Sometimes it seems as if our most productive relationships are the most uncomfortable ones. I have for years been a subscriber to The New Yorker magazine and in that time my experience has always been somewhat problematic. I was exasperated for a number of years when they had a surfeit of longwinded essays about tendentious topics of such anemic interest that you could barely read a paragraph before setting it aside. More recently I have been exasperated by many of their mainstay writers such as Hertzberg and Hirsch who appear to be so comfortably esconced in their own world view that it admits no consideration to readers who do not share their prejudices and biases. Whose writing appears to be powered solely by unremiting outrage and whose arguments are only loosely based on facts or reason. A consequence has been that each week's magazine is like as not to be put in the pile of books and magazines that I will get to later - at the current pace, later being sometime between retirement and dotage.

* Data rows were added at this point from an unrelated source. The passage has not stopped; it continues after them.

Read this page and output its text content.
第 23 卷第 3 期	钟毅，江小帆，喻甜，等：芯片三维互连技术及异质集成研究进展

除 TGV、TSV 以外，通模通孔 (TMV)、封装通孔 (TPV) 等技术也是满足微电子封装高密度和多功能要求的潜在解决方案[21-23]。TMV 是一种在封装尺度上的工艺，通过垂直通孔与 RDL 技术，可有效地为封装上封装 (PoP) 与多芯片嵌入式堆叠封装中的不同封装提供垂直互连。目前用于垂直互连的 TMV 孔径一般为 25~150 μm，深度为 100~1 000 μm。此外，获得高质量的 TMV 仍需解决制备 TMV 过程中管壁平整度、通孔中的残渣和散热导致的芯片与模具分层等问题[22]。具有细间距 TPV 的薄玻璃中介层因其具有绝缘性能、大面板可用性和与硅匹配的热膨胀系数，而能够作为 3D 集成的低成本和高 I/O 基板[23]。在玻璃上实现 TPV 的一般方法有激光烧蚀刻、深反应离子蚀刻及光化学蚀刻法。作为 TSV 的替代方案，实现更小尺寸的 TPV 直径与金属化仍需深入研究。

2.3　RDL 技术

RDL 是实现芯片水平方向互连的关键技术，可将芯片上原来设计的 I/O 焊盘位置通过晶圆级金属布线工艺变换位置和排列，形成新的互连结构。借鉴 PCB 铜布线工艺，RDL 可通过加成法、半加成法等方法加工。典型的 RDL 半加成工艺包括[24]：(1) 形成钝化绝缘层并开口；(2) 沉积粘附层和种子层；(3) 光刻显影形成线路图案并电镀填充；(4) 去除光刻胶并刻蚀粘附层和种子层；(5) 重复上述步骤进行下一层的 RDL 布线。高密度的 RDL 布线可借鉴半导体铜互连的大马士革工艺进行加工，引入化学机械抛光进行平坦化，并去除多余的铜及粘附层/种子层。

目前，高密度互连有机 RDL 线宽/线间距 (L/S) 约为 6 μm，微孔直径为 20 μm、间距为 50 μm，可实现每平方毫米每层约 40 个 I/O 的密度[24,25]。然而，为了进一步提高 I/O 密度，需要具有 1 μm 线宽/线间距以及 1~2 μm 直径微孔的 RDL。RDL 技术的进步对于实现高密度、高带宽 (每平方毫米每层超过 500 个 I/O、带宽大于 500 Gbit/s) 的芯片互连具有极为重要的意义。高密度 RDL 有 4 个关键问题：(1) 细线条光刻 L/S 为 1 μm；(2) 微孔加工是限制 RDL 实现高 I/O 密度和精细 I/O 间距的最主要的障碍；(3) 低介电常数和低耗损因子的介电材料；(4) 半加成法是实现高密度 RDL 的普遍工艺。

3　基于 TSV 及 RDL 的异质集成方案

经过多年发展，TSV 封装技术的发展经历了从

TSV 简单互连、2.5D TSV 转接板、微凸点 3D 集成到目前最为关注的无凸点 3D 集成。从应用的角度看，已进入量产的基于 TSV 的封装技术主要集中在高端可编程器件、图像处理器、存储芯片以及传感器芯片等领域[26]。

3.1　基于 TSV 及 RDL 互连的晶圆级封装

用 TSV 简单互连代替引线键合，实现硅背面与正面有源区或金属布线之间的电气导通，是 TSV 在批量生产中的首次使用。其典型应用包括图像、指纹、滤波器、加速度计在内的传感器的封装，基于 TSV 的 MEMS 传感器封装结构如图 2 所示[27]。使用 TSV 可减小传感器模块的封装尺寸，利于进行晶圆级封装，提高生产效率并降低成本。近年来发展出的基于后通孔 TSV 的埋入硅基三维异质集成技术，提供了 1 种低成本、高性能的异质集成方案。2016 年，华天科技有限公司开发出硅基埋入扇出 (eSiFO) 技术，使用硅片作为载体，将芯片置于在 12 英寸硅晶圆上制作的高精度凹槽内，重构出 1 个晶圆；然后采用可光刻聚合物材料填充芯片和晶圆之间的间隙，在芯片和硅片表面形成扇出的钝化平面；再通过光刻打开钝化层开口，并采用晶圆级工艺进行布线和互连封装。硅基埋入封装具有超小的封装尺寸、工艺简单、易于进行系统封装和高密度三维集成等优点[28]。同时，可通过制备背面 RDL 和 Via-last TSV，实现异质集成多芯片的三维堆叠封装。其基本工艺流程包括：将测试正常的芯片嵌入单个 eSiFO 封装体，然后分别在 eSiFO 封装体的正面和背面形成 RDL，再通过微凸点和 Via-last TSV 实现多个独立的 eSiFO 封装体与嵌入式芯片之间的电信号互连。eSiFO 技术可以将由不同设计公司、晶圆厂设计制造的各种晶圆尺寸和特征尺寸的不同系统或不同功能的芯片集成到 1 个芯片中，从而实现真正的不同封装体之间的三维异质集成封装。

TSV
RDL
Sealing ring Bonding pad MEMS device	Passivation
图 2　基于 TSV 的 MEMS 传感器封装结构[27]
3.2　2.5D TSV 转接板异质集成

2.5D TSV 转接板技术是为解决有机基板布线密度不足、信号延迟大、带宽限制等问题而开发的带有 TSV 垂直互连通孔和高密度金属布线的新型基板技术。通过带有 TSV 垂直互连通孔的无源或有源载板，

And yet. Every now and then some issue comes along with a set of essays or articles or fine writing that I would not find anywhere else. They every now and then have a writer taking a position with which I natively disagree but who writes so well and persuasively and respects me enough as a reader to offer facts and a logic to their interpretation such that I read all the way through to the end. Sometimes my position is modified, sometimes unchanged but I feel that the time has been well spent. And each year I sign up for more.
This week's edition has some wonderful little vignettes on the kaleidoscopic experience of faith. Birght little pieces of the jagged color of experience. Well worth a read.
Also related to faith, don't miss James Wood's review, Holiday in Hellmouth.